Have you ever thought about the number of graduates produced every year? And will they meet the existing job positions? However, we never came to tertiary necessarily in order to get a job in future but making a living out of solving prevailing problems in the society, developing new ideas and job positions to suit ever-changing preferences of the society we find ourselves in.
You are competing with dozens of other students who haven’t gotten responses either. Make yourself stand out by not giving up as well as individually create our job position rather than seeking to occupy a job position because a person’s job satisfaction is jointly dependent on the characteristics of the individual. The university we find ourselves indirectly add or shape our values and personality traits.
The greatest opportunity the university offers us isn’t only the honouring of a degree but also serves as an eye opener to us. How many of us know that the number of followers we have to our twitter page can secure us a job?
I ask so how many acquaintances or perhaps friends were we able to make on campus? A significant number of people we meet on campus, we will never know might be our bosses, in-law or better still “your better half” in future. So we shouldn’t be shocked in an interview when we are asked how many twitter followers we have. Not because they want to find out how serious or fully attentive you would be at your work place but HOW MARKETABLE YOU ARE OR HOW WELL YOU WILL SERVE AS A BRAND AMBASSADOR OR SELL THEIR PRODUCT TO THE PUBLIC.
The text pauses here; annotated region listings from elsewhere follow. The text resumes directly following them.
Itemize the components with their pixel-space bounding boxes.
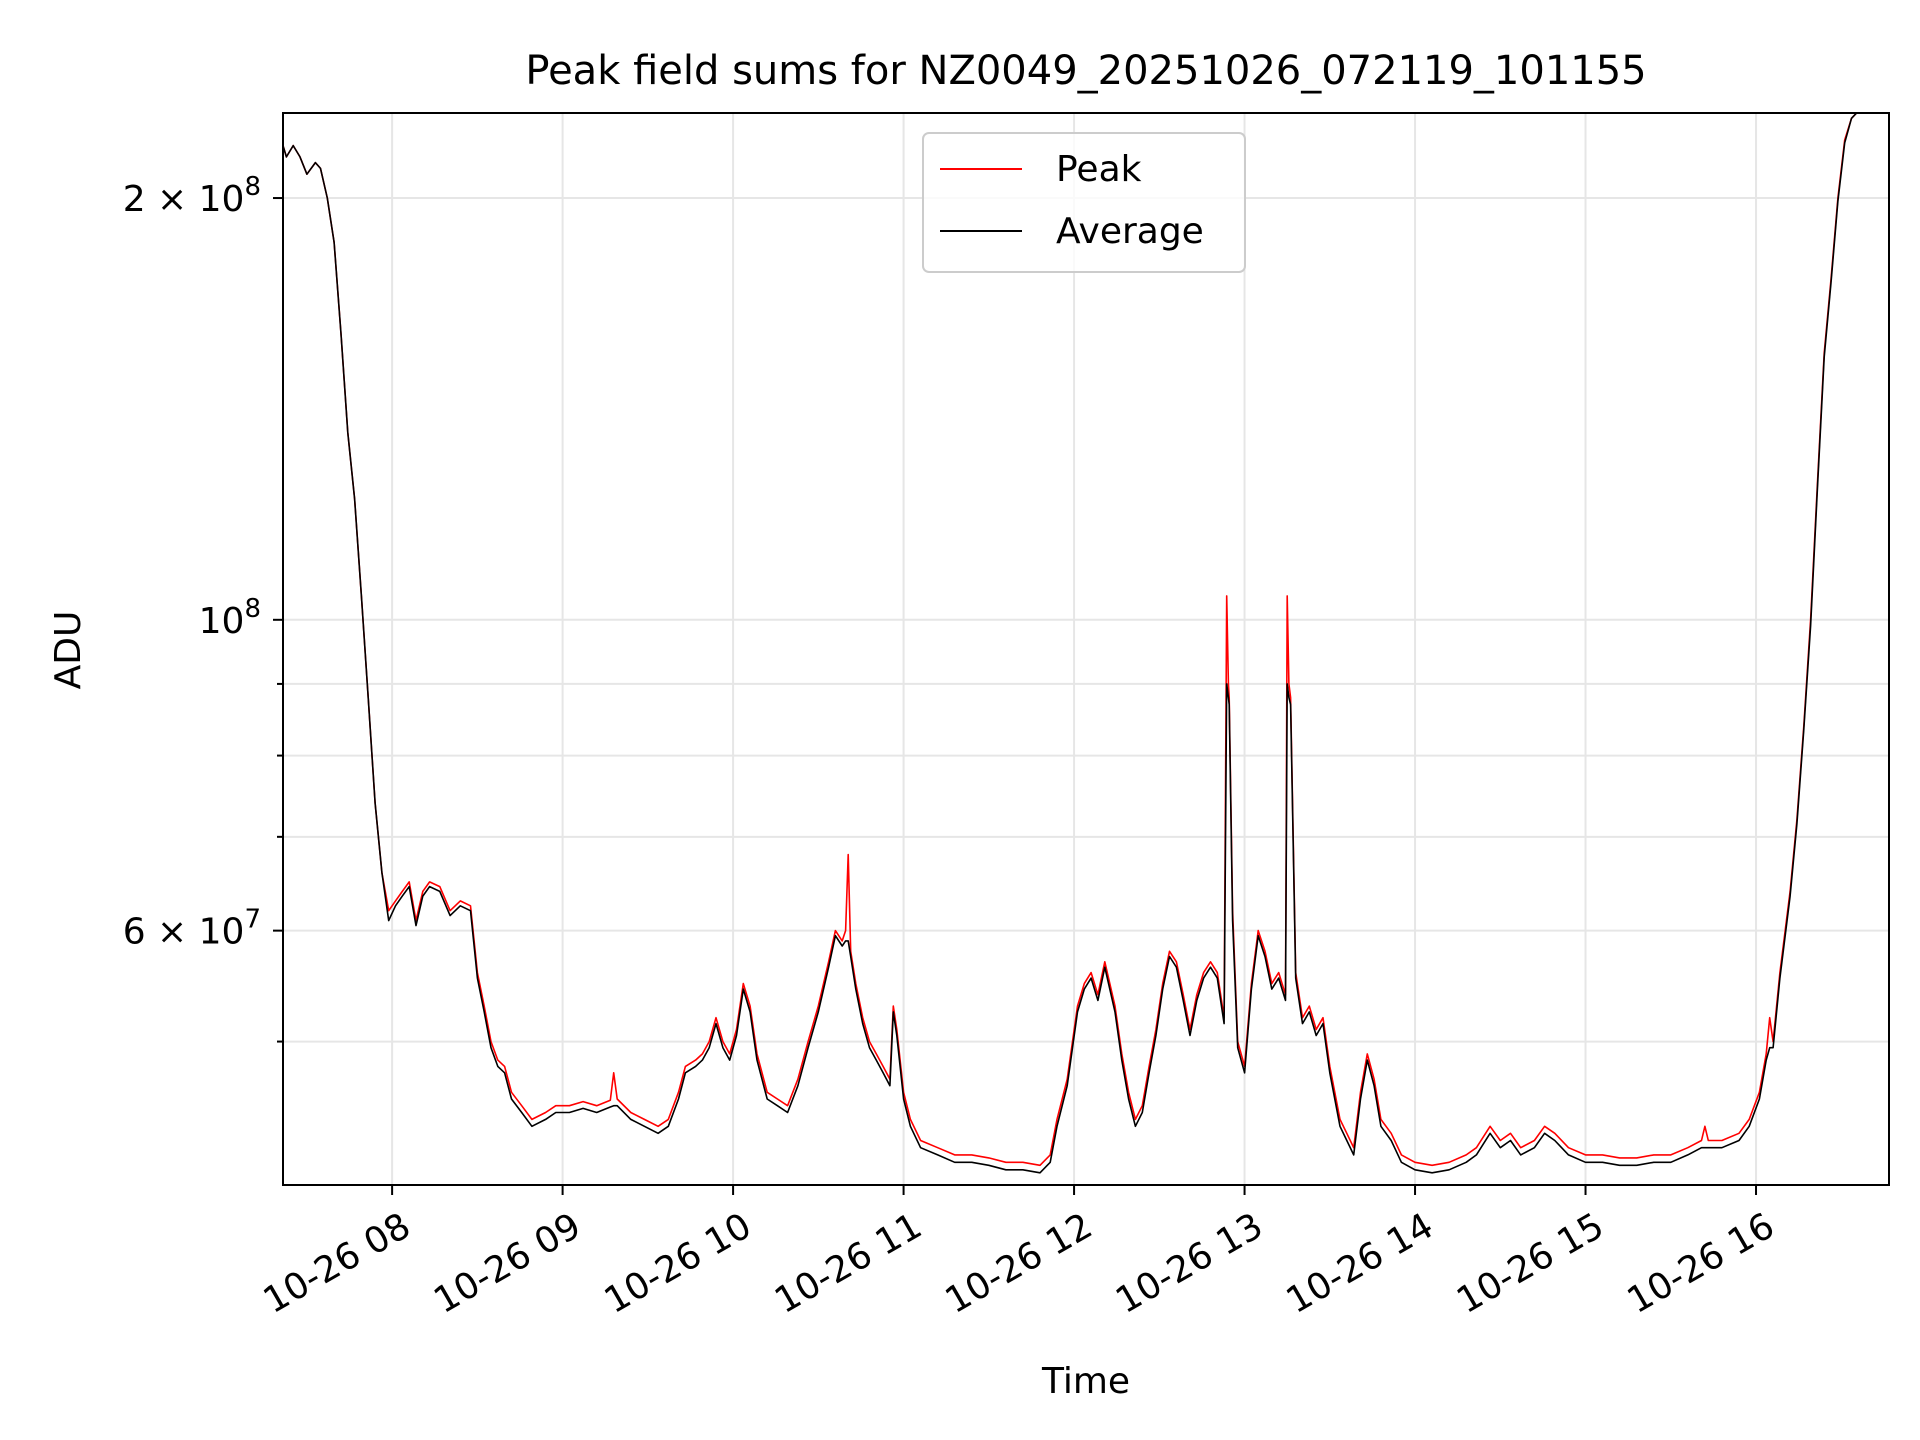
series-line-peak [283,113,1858,1167]
y-tick-label: 6 × 107 [123,905,261,953]
y-tick-label: 2 × 108 [123,172,261,220]
legend-label-average: Average [1056,211,1204,252]
legend-frame [922,132,1246,273]
x-axis-label: Time [1041,1361,1130,1402]
plot-frame [282,112,1890,1186]
legend: Peak Average [922,132,1246,273]
chart-title: Peak field sums for NZ0049_20251026_0721… [525,48,1646,94]
legend-label-peak: Peak [1056,149,1142,190]
y-tick-label: 108 [199,594,261,642]
grid-lines [283,113,1889,1185]
y-axis: 6 × 107 108 2 × 108 [123,172,283,1043]
y-axis-label: ADU [48,611,89,690]
series-layer [283,113,1858,1174]
series-line-average [283,113,1858,1174]
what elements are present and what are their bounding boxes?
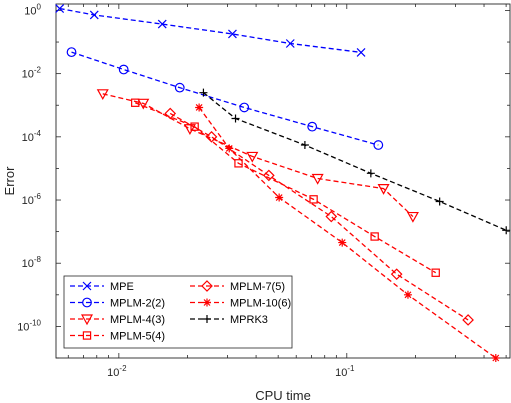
data-point-mplm-4-3: [246, 151, 259, 163]
data-point-mplm-5-4: [309, 195, 318, 204]
legend: MPE MPLM-2(2) MPLM-4(3) MPLM-5(4) MPLM-7(5) M…: [63, 275, 293, 349]
legend-label-mplm-10-6: MPLM-10(6): [230, 298, 291, 310]
series-line-mprk3: [203, 92, 507, 231]
data-point-mprk3: [300, 141, 309, 150]
series-line-mplm-7-5: [169, 112, 469, 321]
data-point-mpe: [285, 39, 295, 48]
legend-entry-mplm-5-4: MPLM-5(4): [70, 331, 165, 343]
legend-entry-mplm-7-5: MPLM-7(5): [190, 280, 285, 293]
data-point-mprk3: [366, 169, 375, 178]
data-point-mplm-7-5: [164, 107, 177, 120]
legend-marker-mplm-5-4: [82, 331, 92, 340]
data-point-mplm-2-2: [66, 47, 77, 58]
data-point-mplm-7-5: [262, 169, 275, 182]
y-tick-label: 100: [24, 2, 41, 17]
legend-marker-mplm-10-6: [203, 298, 211, 307]
data-point-mplm-7-5: [205, 130, 218, 143]
data-point-mplm-10-6: [225, 144, 234, 153]
series-layer: [55, 4, 511, 362]
legend-label-mpe: MPE: [110, 281, 134, 293]
legend-label-mplm-7-5: MPLM-7(5): [230, 281, 285, 293]
y-axis-label: Error: [2, 166, 17, 196]
legend-marker-mplm-7-5: [201, 280, 213, 292]
series-line-mpe: [59, 7, 362, 54]
data-point-mpe: [356, 47, 366, 57]
legend-marker-mplm-2-2: [82, 297, 92, 308]
y-tick-label: 10-8: [22, 255, 42, 270]
legend-entry-mprk3: MPRK3: [190, 314, 268, 326]
data-point-mpe: [228, 29, 237, 39]
data-point-mprk3: [502, 226, 511, 235]
data-point-mpe: [89, 10, 99, 20]
legend-marker-mprk3: [203, 315, 211, 323]
data-point-mplm-2-2: [118, 64, 129, 75]
legend-label-mprk3: MPRK3: [230, 314, 268, 326]
data-point-mplm-5-4: [131, 98, 140, 107]
legend-marker-mplm-4-3: [80, 314, 94, 326]
legend-entry-mplm-10-6: MPLM-10(6): [190, 298, 291, 310]
data-point-mplm-5-4: [370, 232, 379, 241]
legend-marker-mpe: [82, 281, 92, 291]
y-tick-label: 10-4: [22, 129, 42, 144]
data-point-mplm-2-2: [239, 102, 250, 113]
data-point-mplm-5-4: [234, 159, 243, 168]
data-point-mplm-2-2: [307, 121, 318, 132]
series-mprk3: [199, 88, 511, 235]
data-point-mplm-10-6: [338, 238, 347, 247]
series-mplm-7-5: [164, 107, 474, 326]
legend-entry-mplm-2-2: MPLM-2(2): [70, 298, 165, 310]
series-mplm-2-2: [66, 47, 384, 150]
data-point-mplm-2-2: [373, 140, 384, 150]
legend-label-mplm-5-4: MPLM-5(4): [110, 331, 165, 343]
x-tick-label: 10-2: [107, 364, 127, 379]
y-tick-label: 10-2: [22, 66, 42, 81]
legend-label-mplm-4-3: MPLM-4(3): [110, 314, 165, 326]
y-tick-label: 10-6: [22, 192, 42, 207]
y-tick-label: 10-10: [17, 318, 41, 333]
data-point-mprk3: [435, 197, 444, 206]
data-point-mplm-4-3: [137, 98, 150, 110]
data-point-mplm-10-6: [403, 290, 412, 299]
data-point-mplm-4-3: [377, 183, 390, 195]
series-line-mplm-4-3: [102, 93, 414, 218]
series-mpe: [55, 4, 366, 57]
data-point-mplm-10-6: [195, 103, 204, 112]
x-tick-label: 10-1: [335, 364, 355, 379]
data-point-mplm-2-2: [174, 82, 185, 93]
axes-box: [55, 3, 511, 359]
data-point-mprk3: [199, 88, 208, 97]
data-point-mpe: [55, 4, 65, 13]
data-point-mplm-10-6: [491, 354, 500, 362]
legend-label-mplm-2-2: MPLM-2(2): [110, 298, 165, 310]
legend-entry-mplm-4-3: MPLM-4(3): [70, 314, 165, 326]
series-line-mplm-2-2: [71, 51, 379, 146]
data-point-mplm-4-3: [311, 173, 324, 185]
data-point-mplm-4-3: [96, 89, 109, 101]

Not everybody will have the generally most appreciable classes of honour on the graduation day. And even not all of us will even secure a job with it. Wish I could lie about this. The undergraduate degree we seek or have, unknowingly, serves as a platform or seemingly a fundamental basis, but not entirely a determinant of who you are and what you can become.
A certificate cannot make us honourable if we failed to go beyond the paper. To crown it all, what PR look out for isn’t only the degree but the personality behind the certificate.